Por Ignacio Ramonet – publicado no Le Monde Diplomatique
“Devemos deixar de ser sujeitos individuais e isolados, e converter-nos em agentes da mudança, em ativistas sociais interligados”
Como se as férias de verão fossem um manto de esquecimento que dissipasse a brutalidade da crise, os meios de comunicação tentaram distrair-nos com doses massivas de embrutecimento coletivo: Europeu de futebol, Jogos Olímpicos, aventuras estivais de ‘famosos’, etc. Tentaram fazer-nos esquecer que uma nova ronda de cortes se avizinha e que o segundo resgate de Espanha será socialmente mais lamentável… Mas não o conseguiram. Entre outras razões, porque as audazes ações de Juan Manuel Sánchez Gordillo e do Sindicato Andaluz de Trabalhadores (SAT) romperam o esquecimento e mantiveram o alerta social. O outono será quente.

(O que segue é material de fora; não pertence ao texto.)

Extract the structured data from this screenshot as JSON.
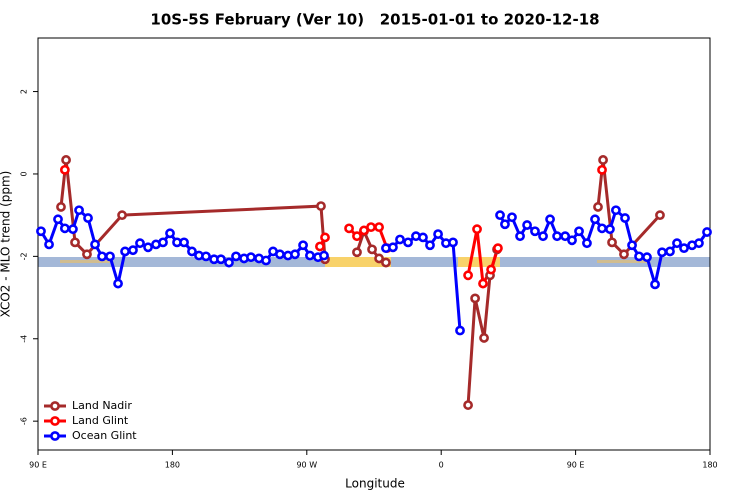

Numa conversa pública mantida em agosto passado (1) com o filósofo Zygmunt Bauman coincidíamos na necessidade de romper com o pessimismo que prevalece na nossa sociedade desiludida com o modo tradicional de fazer política. Devemos deixar de ser sujeitos individuais e isolados, e converter-nos em agentes da mudança, em ativistas sociais interligados. “Temos o dever de assumir o controlo das nossas próprias vidas – afirmou Bauman. Vivemos um momento de grave incerteza onde o cidadão não sabe realmente quem está no comando, e isso leva-nos a perder a confiança nos políticos e nas instituições tradicionais. O efeito sobre a população é uma situação de constante medo, de insegurança… Os políticos sugestionam os cidadãos a que tenham sempre medo, para assim poder controlá-los, constranger os seus direitos e limitar as liberdades individuais. Estamos num momento muito perigoso, porque as consequências de tudo isto afeta a nossa vida diária: repetem-nos que devemos ter segurança no trabalho, mantê-lo apesar das duras condições de emprego e de precariedade, porque assim obteremos dinheiro para poder gastar… O medo é uma forma de controlo social muito poderosa”.

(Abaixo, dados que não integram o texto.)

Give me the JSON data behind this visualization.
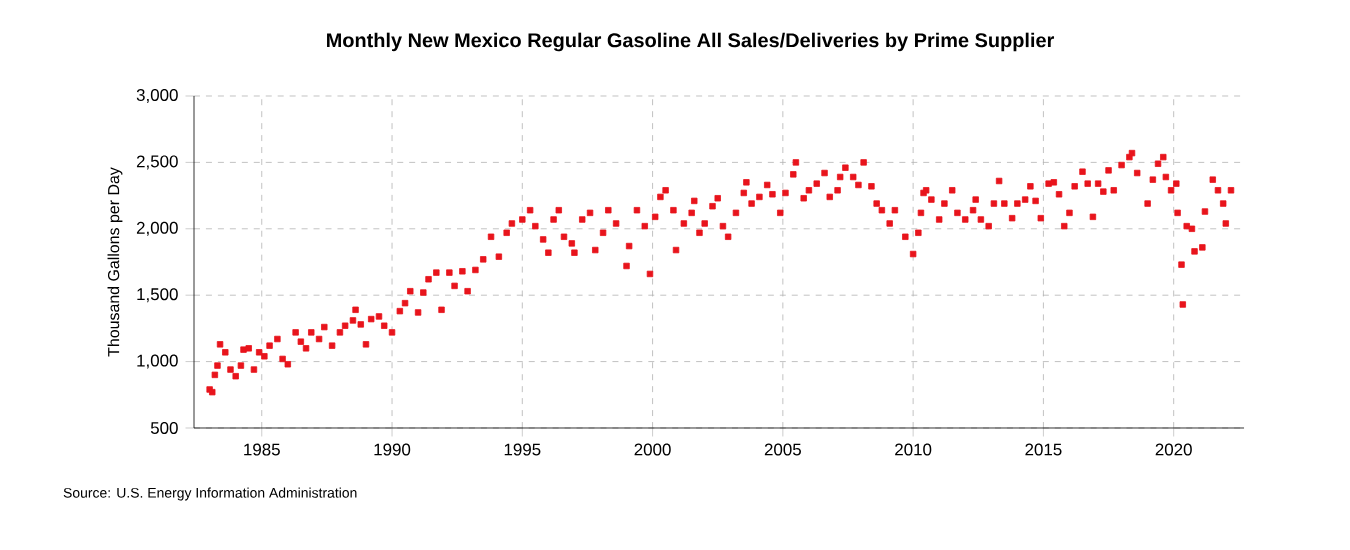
{
  "chart_data": {
    "type": "scatter",
    "title": "Monthly New Mexico Regular Gasoline All Sales/Deliveries by Prime Supplier",
    "ylabel": "Thousand Gallons per Day",
    "annotations": [
      "Source: U.S. Energy Information Administration"
    ],
    "color": "#e8141c",
    "marker": "square",
    "grid": true,
    "xlim": [
      1982.4,
      2022.7
    ],
    "ylim": [
      500,
      3000
    ],
    "xticks": [
      1985,
      1990,
      1995,
      2000,
      2005,
      2010,
      2015,
      2020
    ],
    "yticks": [
      {
        "value": 500,
        "label": "500"
      },
      {
        "value": 1000,
        "label": "1,000"
      },
      {
        "value": 1500,
        "label": "1,500"
      },
      {
        "value": 2000,
        "label": "2,000"
      },
      {
        "value": 2500,
        "label": "2,500"
      },
      {
        "value": 3000,
        "label": "3,000"
      }
    ],
    "x": [
      1983.0,
      1983.1,
      1983.2,
      1983.3,
      1983.4,
      1983.6,
      1983.8,
      1984.0,
      1984.2,
      1984.3,
      1984.5,
      1984.7,
      1984.9,
      1985.1,
      1985.3,
      1985.6,
      1985.8,
      1986.0,
      1986.3,
      1986.5,
      1986.7,
      1986.9,
      1987.2,
      1987.4,
      1987.7,
      1988.0,
      1988.2,
      1988.5,
      1988.6,
      1988.8,
      1989.0,
      1989.2,
      1989.5,
      1989.7,
      1990.0,
      1990.3,
      1990.5,
      1990.7,
      1991.0,
      1991.2,
      1991.4,
      1991.7,
      1991.9,
      1992.2,
      1992.4,
      1992.7,
      1992.9,
      1993.2,
      1993.5,
      1993.8,
      1994.1,
      1994.4,
      1994.6,
      1995.0,
      1995.3,
      1995.5,
      1995.8,
      1996.0,
      1996.2,
      1996.4,
      1996.6,
      1996.9,
      1997.0,
      1997.3,
      1997.6,
      1997.8,
      1998.1,
      1998.3,
      1998.6,
      1999.0,
      1999.1,
      1999.4,
      1999.7,
      1999.9,
      2000.1,
      2000.3,
      2000.5,
      2000.8,
      2000.9,
      2001.2,
      2001.5,
      2001.6,
      2001.8,
      2002.0,
      2002.3,
      2002.5,
      2002.7,
      2002.9,
      2003.2,
      2003.5,
      2003.6,
      2003.8,
      2004.1,
      2004.4,
      2004.6,
      2004.9,
      2005.1,
      2005.4,
      2005.5,
      2005.8,
      2006.0,
      2006.3,
      2006.6,
      2006.8,
      2007.1,
      2007.2,
      2007.4,
      2007.7,
      2007.9,
      2008.1,
      2008.4,
      2008.6,
      2008.8,
      2009.1,
      2009.3,
      2009.7,
      2010.0,
      2010.2,
      2010.3,
      2010.4,
      2010.5,
      2010.7,
      2011.0,
      2011.2,
      2011.5,
      2011.7,
      2012.0,
      2012.3,
      2012.4,
      2012.6,
      2012.9,
      2013.1,
      2013.3,
      2013.5,
      2013.8,
      2014.0,
      2014.3,
      2014.5,
      2014.7,
      2014.9,
      2015.2,
      2015.4,
      2015.6,
      2015.8,
      2016.0,
      2016.2,
      2016.5,
      2016.7,
      2016.9,
      2017.1,
      2017.3,
      2017.5,
      2017.7,
      2018.0,
      2018.3,
      2018.4,
      2018.6,
      2019.0,
      2019.2,
      2019.4,
      2019.6,
      2019.7,
      2019.9,
      2020.1,
      2020.15,
      2020.3,
      2020.35,
      2020.5,
      2020.7,
      2020.8,
      2021.1,
      2021.2,
      2021.5,
      2021.7,
      2021.9,
      2022.0,
      2022.2
    ],
    "values": [
      790,
      770,
      900,
      970,
      1130,
      1070,
      940,
      890,
      970,
      1090,
      1100,
      940,
      1070,
      1040,
      1120,
      1170,
      1020,
      980,
      1220,
      1150,
      1100,
      1220,
      1170,
      1260,
      1120,
      1220,
      1270,
      1310,
      1390,
      1280,
      1130,
      1320,
      1340,
      1270,
      1220,
      1380,
      1440,
      1530,
      1370,
      1520,
      1620,
      1670,
      1390,
      1670,
      1570,
      1680,
      1530,
      1690,
      1770,
      1940,
      1790,
      1970,
      2040,
      2070,
      2140,
      2020,
      1920,
      1820,
      2070,
      2140,
      1940,
      1890,
      1820,
      2070,
      2120,
      1840,
      1970,
      2140,
      2040,
      1720,
      1870,
      2140,
      2020,
      1660,
      2090,
      2240,
      2290,
      2140,
      1840,
      2040,
      2120,
      2210,
      1970,
      2040,
      2170,
      2230,
      2020,
      1940,
      2120,
      2270,
      2350,
      2190,
      2240,
      2330,
      2260,
      2120,
      2270,
      2410,
      2500,
      2230,
      2290,
      2340,
      2420,
      2240,
      2290,
      2390,
      2460,
      2390,
      2330,
      2500,
      2320,
      2190,
      2140,
      2040,
      2140,
      1940,
      1810,
      1970,
      2120,
      2270,
      2290,
      2220,
      2070,
      2190,
      2290,
      2120,
      2070,
      2140,
      2220,
      2070,
      2020,
      2190,
      2360,
      2190,
      2080,
      2190,
      2220,
      2320,
      2210,
      2080,
      2340,
      2350,
      2260,
      2020,
      2120,
      2320,
      2430,
      2340,
      2090,
      2340,
      2280,
      2440,
      2290,
      2480,
      2540,
      2570,
      2420,
      2190,
      2370,
      2490,
      2540,
      2390,
      2290,
      2340,
      2120,
      1730,
      1430,
      2020,
      2000,
      1830,
      1860,
      2130,
      2370,
      2290,
      2190,
      2040,
      2290
    ]
  }
}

Se o cidadão já não sabe quem está no comando é porque se produziu uma bifurcação entre poder e política. Até há pouco, política e poder confundiam-se. Numa democracia, o candidato (ou a candidata) que, pela via política, conquistava eleitoralmente o poder Executivo, era o(a) único(a) que podia exercê-lo (ou delegá-lo) com toda a legitimidade. Hoje, na Europa neoliberal, já não é assim. O sucesso eleitoral de um Presidente não lhe garante o exercício do poder real. Porque, por cima do eleito político, encontram-se (além de Berlim e Angela Merkel) dois supremos poderes não eleitos que ele não controla e que ditam a sua conduta: a tecnocracia europeia e os mercados financeiros.
Estas duas instâncias impõem a sua agenda. Os eurocratas exigem obediência cega aos tratados e mecanismos europeus que são, geneticamente, neoliberais. Pela sua parte, os mercados sancionam qualquer indisciplina que se desvie da ortodoxia neoliberal. De tal modo que, prisioneiro do caudal destas duas rígidas ribeiras, o rio da política avança obrigatoriamente na direção única sem qualquer margem de manobra. Ou seja: sem poder.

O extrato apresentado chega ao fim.